If you’ve ever fished for Muskie, you know why the call it the fish of 10,000 casts.
My first experience with this monster of a fish was twenty some years ago when my 3 year old daughter was fishing with her Kmart fishing rod off the end of our dock.
I was helping her reel in a sunfish and when we just about had it out of the water, a huge Muskie rose out of the water and snapped that sunfish right off the line.
Until this point, I had never seen a Muskie around our place and I was bitten with the Muskie bug. I spent 4 summers trying to snag one of those before finally hooking one. He let me reel it in about 20 feet and then started swimming back and forth until he was able to cut the line.
According to Twin Cities Pioneer Press, Nolan Sprengeler of Plymouth was out fishing Rock Reefs on Lake Mille Lacs around 9 PM last Monday and hooked himself what appears to be a record breaker.
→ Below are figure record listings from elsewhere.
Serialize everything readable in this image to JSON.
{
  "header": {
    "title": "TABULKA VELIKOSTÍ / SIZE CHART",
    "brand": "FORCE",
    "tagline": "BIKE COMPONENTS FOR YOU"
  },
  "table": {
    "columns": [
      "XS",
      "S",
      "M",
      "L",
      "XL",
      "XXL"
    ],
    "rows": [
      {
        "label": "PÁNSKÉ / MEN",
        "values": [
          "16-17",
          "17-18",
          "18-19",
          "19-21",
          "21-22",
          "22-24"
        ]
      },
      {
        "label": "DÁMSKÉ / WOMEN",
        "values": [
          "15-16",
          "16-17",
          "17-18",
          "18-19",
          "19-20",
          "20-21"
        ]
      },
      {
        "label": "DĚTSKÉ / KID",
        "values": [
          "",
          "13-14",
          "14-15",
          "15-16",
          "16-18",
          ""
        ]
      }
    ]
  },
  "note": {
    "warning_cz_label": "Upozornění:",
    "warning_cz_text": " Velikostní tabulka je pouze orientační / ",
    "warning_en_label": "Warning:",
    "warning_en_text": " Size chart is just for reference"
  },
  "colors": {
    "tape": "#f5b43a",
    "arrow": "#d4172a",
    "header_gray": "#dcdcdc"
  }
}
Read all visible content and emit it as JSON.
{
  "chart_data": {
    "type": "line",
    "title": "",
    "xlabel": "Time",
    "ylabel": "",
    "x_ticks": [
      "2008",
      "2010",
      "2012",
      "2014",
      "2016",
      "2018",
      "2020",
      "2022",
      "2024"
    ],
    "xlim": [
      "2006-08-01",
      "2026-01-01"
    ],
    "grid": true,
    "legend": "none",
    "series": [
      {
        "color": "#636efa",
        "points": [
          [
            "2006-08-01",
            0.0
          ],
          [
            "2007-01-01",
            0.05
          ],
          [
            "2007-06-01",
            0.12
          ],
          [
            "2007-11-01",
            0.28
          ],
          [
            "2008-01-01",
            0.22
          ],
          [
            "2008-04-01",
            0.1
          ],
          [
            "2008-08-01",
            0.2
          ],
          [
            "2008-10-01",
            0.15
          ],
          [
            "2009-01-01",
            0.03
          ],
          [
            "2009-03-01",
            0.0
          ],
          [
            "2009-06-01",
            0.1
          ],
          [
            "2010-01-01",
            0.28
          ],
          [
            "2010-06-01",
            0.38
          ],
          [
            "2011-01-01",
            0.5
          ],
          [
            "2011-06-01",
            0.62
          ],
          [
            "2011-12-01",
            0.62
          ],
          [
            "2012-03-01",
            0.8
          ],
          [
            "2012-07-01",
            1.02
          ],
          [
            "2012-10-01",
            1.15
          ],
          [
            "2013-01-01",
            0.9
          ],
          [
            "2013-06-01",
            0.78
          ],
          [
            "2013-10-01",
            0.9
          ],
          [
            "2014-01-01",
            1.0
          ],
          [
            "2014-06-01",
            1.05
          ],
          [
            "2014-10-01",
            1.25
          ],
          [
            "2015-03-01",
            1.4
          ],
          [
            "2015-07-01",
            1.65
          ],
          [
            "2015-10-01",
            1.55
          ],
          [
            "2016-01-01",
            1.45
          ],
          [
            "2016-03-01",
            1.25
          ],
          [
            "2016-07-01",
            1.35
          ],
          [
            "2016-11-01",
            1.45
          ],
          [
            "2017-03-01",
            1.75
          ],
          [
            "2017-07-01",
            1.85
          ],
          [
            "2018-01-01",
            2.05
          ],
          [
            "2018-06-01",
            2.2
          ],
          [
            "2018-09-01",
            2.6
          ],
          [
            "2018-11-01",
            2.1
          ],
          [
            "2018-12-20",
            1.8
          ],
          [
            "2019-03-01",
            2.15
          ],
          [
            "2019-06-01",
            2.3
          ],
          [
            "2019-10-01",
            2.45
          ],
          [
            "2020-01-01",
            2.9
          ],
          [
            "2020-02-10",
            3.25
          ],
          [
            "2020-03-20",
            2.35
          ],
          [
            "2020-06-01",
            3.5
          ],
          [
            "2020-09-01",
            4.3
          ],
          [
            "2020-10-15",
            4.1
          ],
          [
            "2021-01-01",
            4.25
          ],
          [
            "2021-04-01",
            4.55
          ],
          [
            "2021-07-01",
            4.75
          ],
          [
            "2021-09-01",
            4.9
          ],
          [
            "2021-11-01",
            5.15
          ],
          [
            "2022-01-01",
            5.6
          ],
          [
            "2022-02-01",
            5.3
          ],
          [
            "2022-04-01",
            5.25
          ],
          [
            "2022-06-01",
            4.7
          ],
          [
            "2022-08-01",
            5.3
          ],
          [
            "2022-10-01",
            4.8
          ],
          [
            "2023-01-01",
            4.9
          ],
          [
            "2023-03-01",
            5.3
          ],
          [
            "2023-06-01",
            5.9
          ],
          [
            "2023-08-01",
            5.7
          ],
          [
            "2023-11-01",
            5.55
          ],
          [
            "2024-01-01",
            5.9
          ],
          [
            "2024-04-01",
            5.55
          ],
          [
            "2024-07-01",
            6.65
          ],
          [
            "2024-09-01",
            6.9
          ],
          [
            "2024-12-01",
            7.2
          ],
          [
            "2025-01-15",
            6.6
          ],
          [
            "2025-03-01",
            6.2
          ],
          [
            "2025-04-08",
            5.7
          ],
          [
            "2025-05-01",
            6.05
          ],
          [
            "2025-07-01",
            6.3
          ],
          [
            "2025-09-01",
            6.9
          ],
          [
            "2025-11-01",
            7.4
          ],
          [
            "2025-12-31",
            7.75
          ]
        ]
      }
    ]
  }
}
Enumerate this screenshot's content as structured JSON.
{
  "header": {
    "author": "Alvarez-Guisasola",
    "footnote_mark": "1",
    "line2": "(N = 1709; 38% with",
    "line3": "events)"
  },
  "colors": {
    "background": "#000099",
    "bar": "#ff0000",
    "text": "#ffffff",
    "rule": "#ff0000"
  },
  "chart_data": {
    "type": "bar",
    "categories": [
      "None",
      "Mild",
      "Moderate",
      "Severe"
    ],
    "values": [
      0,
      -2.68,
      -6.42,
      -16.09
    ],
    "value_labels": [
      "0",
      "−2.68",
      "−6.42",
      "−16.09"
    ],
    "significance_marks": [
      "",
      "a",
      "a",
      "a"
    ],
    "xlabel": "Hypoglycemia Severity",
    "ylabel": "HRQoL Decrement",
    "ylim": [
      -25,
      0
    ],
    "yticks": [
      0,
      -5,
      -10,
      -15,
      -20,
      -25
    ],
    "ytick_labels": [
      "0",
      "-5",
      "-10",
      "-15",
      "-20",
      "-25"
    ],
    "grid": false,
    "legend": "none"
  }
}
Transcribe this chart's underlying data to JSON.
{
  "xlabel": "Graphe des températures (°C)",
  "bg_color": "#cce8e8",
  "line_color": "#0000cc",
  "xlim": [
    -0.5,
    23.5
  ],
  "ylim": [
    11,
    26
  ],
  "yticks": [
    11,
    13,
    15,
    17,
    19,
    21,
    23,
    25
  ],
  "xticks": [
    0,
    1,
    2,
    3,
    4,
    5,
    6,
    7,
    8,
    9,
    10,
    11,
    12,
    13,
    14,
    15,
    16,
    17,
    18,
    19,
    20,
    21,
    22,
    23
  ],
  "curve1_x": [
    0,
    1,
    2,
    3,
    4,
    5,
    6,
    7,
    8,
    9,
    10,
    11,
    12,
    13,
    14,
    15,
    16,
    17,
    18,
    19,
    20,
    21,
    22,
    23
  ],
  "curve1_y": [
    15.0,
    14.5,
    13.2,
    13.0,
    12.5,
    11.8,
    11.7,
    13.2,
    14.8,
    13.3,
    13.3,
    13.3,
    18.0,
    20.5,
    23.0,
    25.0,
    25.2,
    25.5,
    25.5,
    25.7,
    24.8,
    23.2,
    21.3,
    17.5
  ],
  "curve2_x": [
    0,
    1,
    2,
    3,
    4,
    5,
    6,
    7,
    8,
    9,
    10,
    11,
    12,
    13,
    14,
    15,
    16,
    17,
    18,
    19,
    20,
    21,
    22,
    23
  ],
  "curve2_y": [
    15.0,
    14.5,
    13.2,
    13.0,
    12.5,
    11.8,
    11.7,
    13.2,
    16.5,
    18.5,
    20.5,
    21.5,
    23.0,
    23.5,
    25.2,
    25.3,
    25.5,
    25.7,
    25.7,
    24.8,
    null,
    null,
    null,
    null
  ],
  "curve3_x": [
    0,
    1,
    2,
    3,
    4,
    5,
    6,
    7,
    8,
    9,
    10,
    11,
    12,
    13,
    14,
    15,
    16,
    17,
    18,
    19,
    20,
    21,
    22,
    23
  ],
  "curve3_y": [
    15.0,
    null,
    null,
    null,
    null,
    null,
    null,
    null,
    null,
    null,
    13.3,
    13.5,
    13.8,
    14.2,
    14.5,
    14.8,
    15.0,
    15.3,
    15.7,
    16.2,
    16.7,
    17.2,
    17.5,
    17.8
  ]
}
A 55 pound and 14.8 ounce Muskie, be exact.
The previous record, set back in 1957, was a 54-pound Muskie reeled in on Lake Winnibigoshish. Sprengeler weighed his fish on a certified UPS scale but all potential record breakers need to be vetted by the Minnesota Department of Natural resources.
All required information seems to be in order. Witnesses, notarized signatures, weight via a certified scale and official determination of species are being checked by the DNR and a determination should be made sometime next week.
“I guess it doesn’t surprise me because I’ve seen reports of all these huge fish that have been caught,” said Tom Heinrich, the DNR’s fisheries area supervisor for Mille Lacs. “These are special fish.”
Freezing weather wasn’t making it an easy fishing evening but things worked out. “That wasn’t really our original plan, but we figured we were already up there, so we might as well fish,” Sprengeler said, adding that the moon phase and upcoming moonrise — two factors researchers suspect might influence Muskie behavior — were favorable Monday evening.
He added “It was horrible,” he chuckled. “You’re dealing with icy lines and icy line guides. But we always say when you fishing late fall and you’re fishing for fish this size, you’re either all-in or you’re nothing.”
Congratulations Nolan Sprengeler. You’ll have a fish story to tell for many years.
“It’s a very close-knit group of guys I fish with, and its a been a journey that we’ve all been on. It’s still unbelievable that it went down the way it did: Last outing of the season at basically the last hour, to have it happen like that. It’s a storybook ending.
“But right now, I’ll probably take a nap.”